Senator Hulse a well respected government critic of policy, was saying in an article the other day, that integration with Central America might not be a good thing. He was referring to the idea that eventually we would have a common currency. Both Guatemala and Mexico our neighbors have floating currency. You can buy and sell currency contracts on the open world market. Belize has a fixed currency and our government in Belize spend the money they expect to earn from expanding population and business, usually up to 20 years into the future. The fixed rate to the US dollar has advantages and disadvantages. There is no way to separate for instance our own inflation depreciation in our currency from that of the USA. In Guatemala and most of the bigger economies of Latin America, they are constantly doing that inflation adjusting by the mechanism of International currency exchange trades. It runs around 6% a year in Guatemala. Mexico has a different system slightly. They seem to do a devaluation every 8 to 12 years, wiping out bank savings values in one slash.
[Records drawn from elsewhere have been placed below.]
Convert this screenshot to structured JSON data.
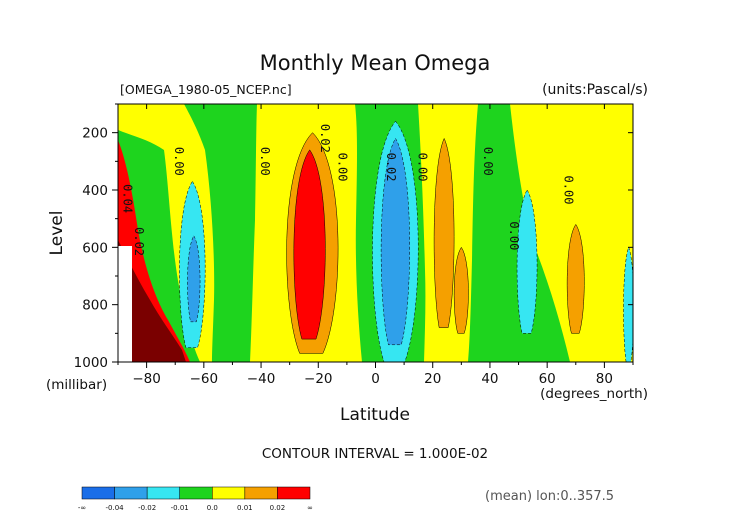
{
  "chart_data": {
    "type": "heatmap",
    "title": "Monthly Mean Omega",
    "file_label": "[OMEGA_1980-05_NCEP.nc]",
    "units_label": "(units:Pascal/s)",
    "xlabel": "Latitude",
    "x_units": "(degrees_north)",
    "ylabel": "Level",
    "y_units": "(millibar)",
    "xlim": [
      -90,
      90
    ],
    "ylim": [
      1000,
      100
    ],
    "x_ticks": [
      -80,
      -60,
      -40,
      -20,
      0,
      20,
      40,
      60,
      80
    ],
    "y_ticks": [
      200,
      400,
      600,
      800,
      1000
    ],
    "contour_interval": "CONTOUR INTERVAL = 1.000E-02",
    "footnote": "(mean) lon:0..357.5",
    "colorbar": {
      "colors": [
        "#1a6ee8",
        "#2fa0ea",
        "#36e6f2",
        "#1ed41e",
        "#ffff00",
        "#f5a000",
        "#ff0000"
      ],
      "labels": [
        "-∞",
        "-0.04",
        "-0.02",
        "-0.01",
        "0.0",
        "0.01",
        "0.02",
        "∞"
      ]
    },
    "contour_labels": [
      {
        "lat": -88,
        "lev": 430,
        "text": "0.04"
      },
      {
        "lat": -84,
        "lev": 580,
        "text": "0.02"
      },
      {
        "lat": -70,
        "lev": 300,
        "text": "0.00"
      },
      {
        "lat": -40,
        "lev": 300,
        "text": "0.00"
      },
      {
        "lat": -19,
        "lev": 220,
        "text": "0.02"
      },
      {
        "lat": -13,
        "lev": 320,
        "text": "0.00"
      },
      {
        "lat": 4,
        "lev": 320,
        "text": "0.02"
      },
      {
        "lat": 15,
        "lev": 320,
        "text": "0.00"
      },
      {
        "lat": 38,
        "lev": 300,
        "text": "0.00"
      },
      {
        "lat": 47,
        "lev": 560,
        "text": "0.00"
      },
      {
        "lat": 66,
        "lev": 400,
        "text": "0.00"
      }
    ],
    "bands": [
      {
        "level": "-0.01",
        "color": "#36e6f2",
        "center_lat": -64,
        "lat_halfwidth": 4.5,
        "lev_top": 370,
        "lev_bottom": 950
      },
      {
        "level": "-0.02",
        "color": "#2fa0ea",
        "center_lat": -63.5,
        "lat_halfwidth": 2.2,
        "lev_top": 560,
        "lev_bottom": 860
      },
      {
        "level": "0.01",
        "color": "#f5a000",
        "center_lat": -22,
        "lat_halfwidth": 9,
        "lev_top": 200,
        "lev_bottom": 970
      },
      {
        "level": "0.02",
        "color": "#ff0000",
        "center_lat": -23,
        "lat_halfwidth": 5.5,
        "lev_top": 260,
        "lev_bottom": 920
      },
      {
        "level": "-0.01",
        "color": "#36e6f2",
        "center_lat": 7,
        "lat_halfwidth": 8,
        "lev_top": 160,
        "lev_bottom": 1000
      },
      {
        "level": "-0.02",
        "color": "#2fa0ea",
        "center_lat": 7,
        "lat_halfwidth": 5,
        "lev_top": 220,
        "lev_bottom": 940
      },
      {
        "level": "0.01",
        "color": "#f5a000",
        "center_lat": 24,
        "lat_halfwidth": 3.5,
        "lev_top": 220,
        "lev_bottom": 880
      },
      {
        "level": "0.01",
        "color": "#f5a000",
        "center_lat": 30,
        "lat_halfwidth": 2.5,
        "lev_top": 600,
        "lev_bottom": 900
      },
      {
        "level": "-0.01",
        "color": "#36e6f2",
        "center_lat": 53,
        "lat_halfwidth": 3.5,
        "lev_top": 400,
        "lev_bottom": 900
      },
      {
        "level": "0.01",
        "color": "#f5a000",
        "center_lat": 70,
        "lat_halfwidth": 3,
        "lev_top": 520,
        "lev_bottom": 900
      },
      {
        "level": "-0.01",
        "color": "#36e6f2",
        "center_lat": 88.5,
        "lat_halfwidth": 1.8,
        "lev_top": 600,
        "lev_bottom": 1000
      }
    ]
  }
}
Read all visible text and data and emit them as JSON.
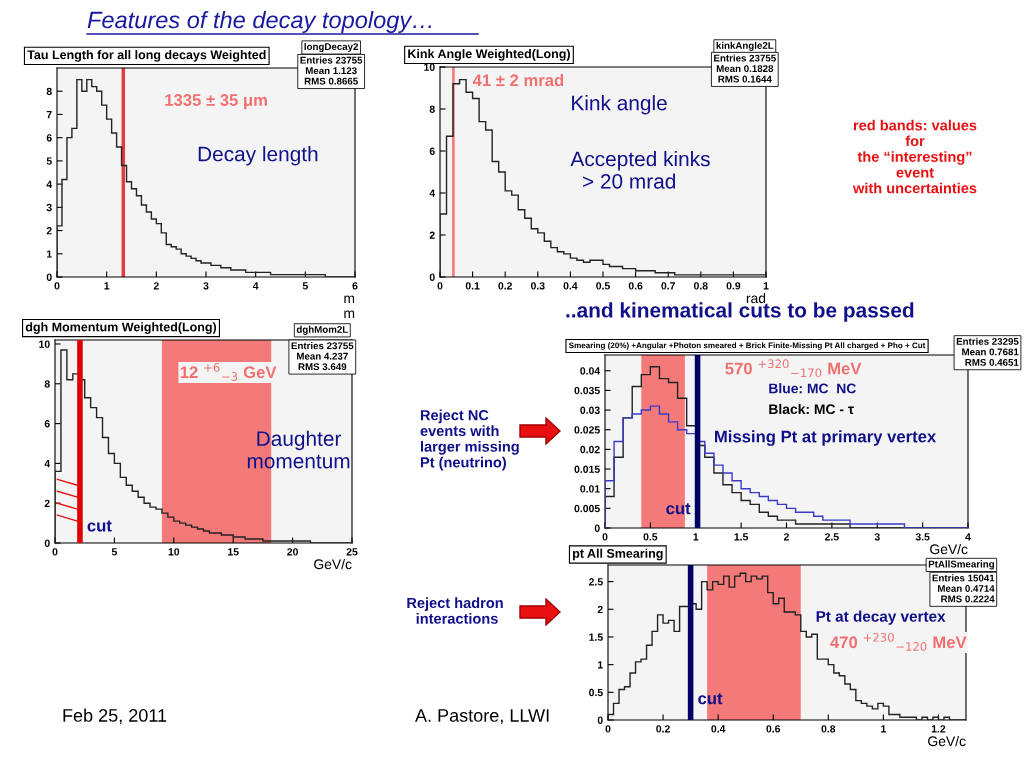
{
  "chart_data": [
    {
      "type": "histogram",
      "title": "Tau Length for all long decays Weighted",
      "xlabel": "m\nm",
      "bins": [
        0,
        0.1,
        0.2,
        0.3,
        0.4,
        0.5,
        0.6,
        0.7,
        0.8,
        0.9,
        1.0,
        1.1,
        1.2,
        1.3,
        1.4,
        1.5,
        1.6,
        1.7,
        1.8,
        1.9,
        2.0,
        2.1,
        2.2,
        2.3,
        2.4,
        2.5,
        2.6,
        2.7,
        2.8,
        2.9,
        3.0,
        3.1,
        3.2,
        3.3,
        3.4,
        3.5,
        3.6,
        3.7,
        3.8,
        3.9,
        4.0,
        4.1,
        4.2,
        4.3,
        4.4,
        4.5,
        4.6,
        4.7,
        4.8,
        4.9,
        5.0,
        5.1,
        5.2,
        5.3,
        5.4,
        5.5,
        5.6,
        5.7,
        5.8,
        5.9,
        6.0
      ],
      "values": [
        2.2,
        4.2,
        6.0,
        6.4,
        8.5,
        8.0,
        8.5,
        8.2,
        8.0,
        7.4,
        6.8,
        6.2,
        5.6,
        4.8,
        4.1,
        3.8,
        3.5,
        3.1,
        2.8,
        2.5,
        2.3,
        1.9,
        1.4,
        1.3,
        1.2,
        1.0,
        0.9,
        0.8,
        0.7,
        0.6,
        0.6,
        0.5,
        0.5,
        0.4,
        0.4,
        0.3,
        0.3,
        0.3,
        0.2,
        0.2,
        0.2,
        0.2,
        0.2,
        0.1,
        0.1,
        0.1,
        0.1,
        0.1,
        0.1,
        0.1,
        0.1,
        0.1,
        0.1,
        0.1,
        0.0,
        0.0,
        0.0,
        0.0,
        0.0,
        0.0
      ],
      "color": "#222222",
      "xlim": [
        0,
        6
      ],
      "xticks": [
        0,
        1,
        2,
        3,
        4,
        5,
        6
      ],
      "ylim": [
        0,
        9
      ],
      "yticks": [
        0,
        1,
        2,
        3,
        4,
        5,
        6,
        7,
        8
      ],
      "bands": [
        {
          "axis": "x",
          "from": 1.3,
          "to": 1.37,
          "label": "1335 ± 35 μm",
          "color": "#e83a3a"
        }
      ],
      "annotations": [
        "Decay length",
        "longDecay2",
        "Entries 23755\nMean 1.123\nRMS 0.8665"
      ]
    },
    {
      "type": "histogram",
      "title": "Kink Angle Weighted(Long)",
      "xlabel": "rad",
      "bins": [
        0,
        0.02,
        0.04,
        0.06,
        0.08,
        0.1,
        0.12,
        0.14,
        0.16,
        0.18,
        0.2,
        0.22,
        0.24,
        0.26,
        0.28,
        0.3,
        0.32,
        0.34,
        0.36,
        0.38,
        0.4,
        0.42,
        0.44,
        0.46,
        0.48,
        0.5,
        0.52,
        0.54,
        0.56,
        0.58,
        0.6,
        0.62,
        0.64,
        0.66,
        0.68,
        0.7,
        0.72,
        0.74,
        0.76,
        0.78,
        0.8,
        0.82,
        0.84,
        0.86,
        0.88,
        0.9,
        0.92,
        0.94,
        0.96,
        0.98,
        1.0
      ],
      "values": [
        3.0,
        6.7,
        9.2,
        9.4,
        8.8,
        8.5,
        7.4,
        7.0,
        5.5,
        5.0,
        4.1,
        3.9,
        3.2,
        2.8,
        2.3,
        2.1,
        1.7,
        1.4,
        1.2,
        1.1,
        0.9,
        0.8,
        0.7,
        0.8,
        0.8,
        0.6,
        0.5,
        0.5,
        0.4,
        0.4,
        0.3,
        0.3,
        0.3,
        0.2,
        0.2,
        0.2,
        0.1,
        0.1,
        0.1,
        0.1,
        0.1,
        0.1,
        0.1,
        0.1,
        0.1,
        0.1,
        0.1,
        0.1,
        0.1,
        0.1
      ],
      "color": "#222222",
      "xlim": [
        0,
        1
      ],
      "xticks": [
        0,
        0.1,
        0.2,
        0.3,
        0.4,
        0.5,
        0.6,
        0.7,
        0.8,
        0.9,
        1
      ],
      "ylim": [
        0,
        10
      ],
      "yticks": [
        0,
        2,
        4,
        6,
        8,
        10
      ],
      "bands": [
        {
          "axis": "x",
          "from": 0.037,
          "to": 0.045,
          "label": "41 ± 2 mrad",
          "color": "#f47a7a"
        }
      ],
      "annotations": [
        "Kink angle",
        "Accepted kinks\n  > 20 mrad",
        "kinkAngle2L",
        "Entries 23755\nMean 0.1828\nRMS 0.1644"
      ]
    },
    {
      "type": "histogram",
      "title": "dgh Momentum Weighted(Long)",
      "xlabel": "GeV/c",
      "bins": [
        0,
        0.5,
        1,
        1.5,
        2,
        2.5,
        3,
        3.5,
        4,
        4.5,
        5,
        5.5,
        6,
        6.5,
        7,
        7.5,
        8,
        8.5,
        9,
        9.5,
        10,
        10.5,
        11,
        11.5,
        12,
        12.5,
        13,
        13.5,
        14,
        14.5,
        15,
        15.5,
        16,
        16.5,
        17,
        17.5,
        18,
        18.5,
        19,
        19.5,
        20,
        20.5,
        21,
        21.5,
        22,
        22.5,
        23,
        23.5,
        24,
        24.5,
        25
      ],
      "values": [
        3.6,
        9.7,
        8.2,
        8.5,
        8.2,
        7.3,
        6.8,
        6.3,
        5.3,
        4.5,
        4.0,
        3.3,
        2.9,
        2.6,
        2.3,
        2.0,
        1.8,
        1.7,
        1.5,
        1.3,
        1.1,
        1.0,
        0.9,
        0.8,
        0.7,
        0.6,
        0.5,
        0.5,
        0.4,
        0.4,
        0.3,
        0.3,
        0.2,
        0.2,
        0.2,
        0.1,
        0.1,
        0.1,
        0.1,
        0.1,
        0.1,
        0.1,
        0.1,
        0.0,
        0.0,
        0.0,
        0.0,
        0.0,
        0.0,
        0.0
      ],
      "color": "#222222",
      "xlim": [
        0,
        25
      ],
      "xticks": [
        0,
        5,
        10,
        15,
        20,
        25
      ],
      "ylim": [
        0,
        10.2
      ],
      "yticks": [
        0,
        2,
        4,
        6,
        8,
        10
      ],
      "bands": [
        {
          "axis": "x",
          "from": 9,
          "to": 18.2,
          "label": "12 $^{+6}$$_{−3}$ GeV",
          "color": "#f47a7a"
        }
      ],
      "ref_lines": [
        {
          "axis": "x",
          "value": 2.1,
          "label": "cut",
          "color": "#e00000"
        }
      ],
      "annotations": [
        "Daughter\nmomentum",
        "dghMom2L",
        "Entries 23755\nMean 4.237\nRMS 3.649"
      ]
    },
    {
      "type": "histogram",
      "title": "Smearing (20%) +Angular +Photon smeared + Brick Finite-Missing Pt All charged + Pho + Cut",
      "xlabel": "GeV/c",
      "bins": [
        0,
        0.1,
        0.2,
        0.3,
        0.4,
        0.5,
        0.6,
        0.7,
        0.8,
        0.9,
        1.0,
        1.1,
        1.2,
        1.3,
        1.4,
        1.5,
        1.6,
        1.7,
        1.8,
        1.9,
        2.0,
        2.1,
        2.2,
        2.3,
        2.4,
        2.5,
        2.6,
        2.7,
        2.8,
        2.9,
        3.0,
        3.1,
        3.2,
        3.3,
        3.4,
        3.5,
        3.6,
        3.7,
        3.8,
        3.9,
        4.0
      ],
      "series": [
        {
          "color": "#222222",
          "values": [
            0.008,
            0.018,
            0.028,
            0.036,
            0.039,
            0.041,
            0.038,
            0.037,
            0.033,
            0.026,
            0.021,
            0.018,
            0.014,
            0.011,
            0.009,
            0.007,
            0.006,
            0.004,
            0.003,
            0.002,
            0.002,
            0.001,
            0.001,
            0.001,
            0.001,
            0.001,
            0.001,
            0,
            0,
            0,
            0,
            0,
            0,
            0,
            0,
            0,
            0,
            0,
            0,
            0
          ]
        },
        {
          "color": "#3a3ac8",
          "values": [
            0.012,
            0.022,
            0.028,
            0.029,
            0.03,
            0.031,
            0.029,
            0.027,
            0.025,
            0.024,
            0.022,
            0.019,
            0.016,
            0.014,
            0.012,
            0.01,
            0.009,
            0.008,
            0.007,
            0.006,
            0.005,
            0.004,
            0.004,
            0.003,
            0.002,
            0.002,
            0.002,
            0.001,
            0.001,
            0.001,
            0.001,
            0.001,
            0.001,
            0,
            0,
            0,
            0,
            0,
            0,
            0
          ]
        }
      ],
      "xlim": [
        0,
        4
      ],
      "xticks": [
        0,
        0.5,
        1,
        1.5,
        2,
        2.5,
        3,
        3.5,
        4
      ],
      "ylim": [
        0,
        0.044
      ],
      "yticks": [
        0,
        0.005,
        0.01,
        0.015,
        0.02,
        0.025,
        0.03,
        0.035,
        0.04
      ],
      "bands": [
        {
          "axis": "x",
          "from": 0.4,
          "to": 0.88,
          "label": "570 $^{+320}$$_{−170}$ MeV",
          "color": "#f47a7a"
        }
      ],
      "ref_lines": [
        {
          "axis": "x",
          "value": 1.02,
          "label": "cut",
          "color": "#000066"
        }
      ],
      "annotations": [
        "Blue: MC  NC",
        "Black: MC - τ",
        "Missing Pt at primary vertex",
        "Entries 23295\nMean 0.7681\nRMS 0.4651"
      ]
    },
    {
      "type": "histogram",
      "title": "pt All Smearing",
      "xlabel": "GeV/c",
      "bins": [
        0,
        0.02,
        0.04,
        0.06,
        0.08,
        0.1,
        0.12,
        0.14,
        0.16,
        0.18,
        0.2,
        0.22,
        0.24,
        0.26,
        0.28,
        0.3,
        0.32,
        0.34,
        0.36,
        0.38,
        0.4,
        0.42,
        0.44,
        0.46,
        0.48,
        0.5,
        0.52,
        0.54,
        0.56,
        0.58,
        0.6,
        0.62,
        0.64,
        0.66,
        0.68,
        0.7,
        0.72,
        0.74,
        0.76,
        0.78,
        0.8,
        0.82,
        0.84,
        0.86,
        0.88,
        0.9,
        0.92,
        0.94,
        0.96,
        0.98,
        1.0,
        1.02,
        1.04,
        1.06,
        1.08,
        1.1,
        1.12,
        1.14,
        1.16,
        1.18,
        1.2,
        1.22,
        1.24,
        1.26,
        1.28,
        1.3
      ],
      "values": [
        0.1,
        0.3,
        0.55,
        0.6,
        0.85,
        1.05,
        1.1,
        1.35,
        1.6,
        1.9,
        1.75,
        1.8,
        1.6,
        2.05,
        2.05,
        2.1,
        2.0,
        2.5,
        2.35,
        2.5,
        2.45,
        2.6,
        2.4,
        2.6,
        2.65,
        2.5,
        2.6,
        2.55,
        2.6,
        2.3,
        2.1,
        2.2,
        1.95,
        1.95,
        1.9,
        1.6,
        1.5,
        1.55,
        1.1,
        1.1,
        1.0,
        0.85,
        0.8,
        0.65,
        0.55,
        0.35,
        0.3,
        0.25,
        0.2,
        0.3,
        0.25,
        0.1,
        0.1,
        0.05,
        0.05,
        0.05,
        0.0,
        0.05,
        0.0,
        0.05,
        0.0,
        0.05,
        0.0,
        0.0,
        0.0
      ],
      "color": "#222222",
      "xlim": [
        0,
        1.3
      ],
      "xticks": [
        0,
        0.2,
        0.4,
        0.6,
        0.8,
        1,
        1.2
      ],
      "ylim": [
        0,
        2.8
      ],
      "yticks": [
        0,
        0.5,
        1,
        1.5,
        2,
        2.5
      ],
      "bands": [
        {
          "axis": "x",
          "from": 0.36,
          "to": 0.7,
          "label": "470 $^{+230}$$_{−120}$ MeV",
          "color": "#f47a7a"
        }
      ],
      "ref_lines": [
        {
          "axis": "x",
          "value": 0.3,
          "label": "cut",
          "color": "#000066"
        }
      ],
      "annotations": [
        "Pt at decay vertex",
        "PtAllSmearing",
        "Entries 15041\nMean 0.4714\nRMS 0.2224"
      ]
    },
    {
      "type": "other",
      "title": "Features of the decay topology…",
      "annotations": [
        "..and kinematical cuts to be passed",
        "red bands: values\nfor\nthe “interesting”\nevent\nwith uncertainties",
        "Reject NC\nevents with\nlarger missing\nPt (neutrino)",
        "Reject hadron\n interactions",
        "Feb 25, 2011",
        "A. Pastore, LLWI"
      ]
    }
  ]
}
In between they sucker investors with offering high interest rates. The problem with different types of governments, Republics versus Parliamentary dictatorships such as ours, is that of controlling the spending by governments and bureaucrats. Government revenues have a way of expanding and contracting. When there is plenty, the governments do not save, they spend and spend and expand government usually. When revenues contract, there is huge pain in the government, as the size has become to big to handle financially. The cure is often worse than the disease. Many countries as the European Union shows and even the USA states and municipal governments are incapable of saving and running on fixed balanced budgets. Senator Hulse may have a worrisome point about a Central American currency, but I cannot see our leaders, either present, or future capable of managing our economy to the point that Belize would even be able to join a Central American currency. Our National Debt to GDP ratio shows that. We just do not have the management leadership in our political system organization model.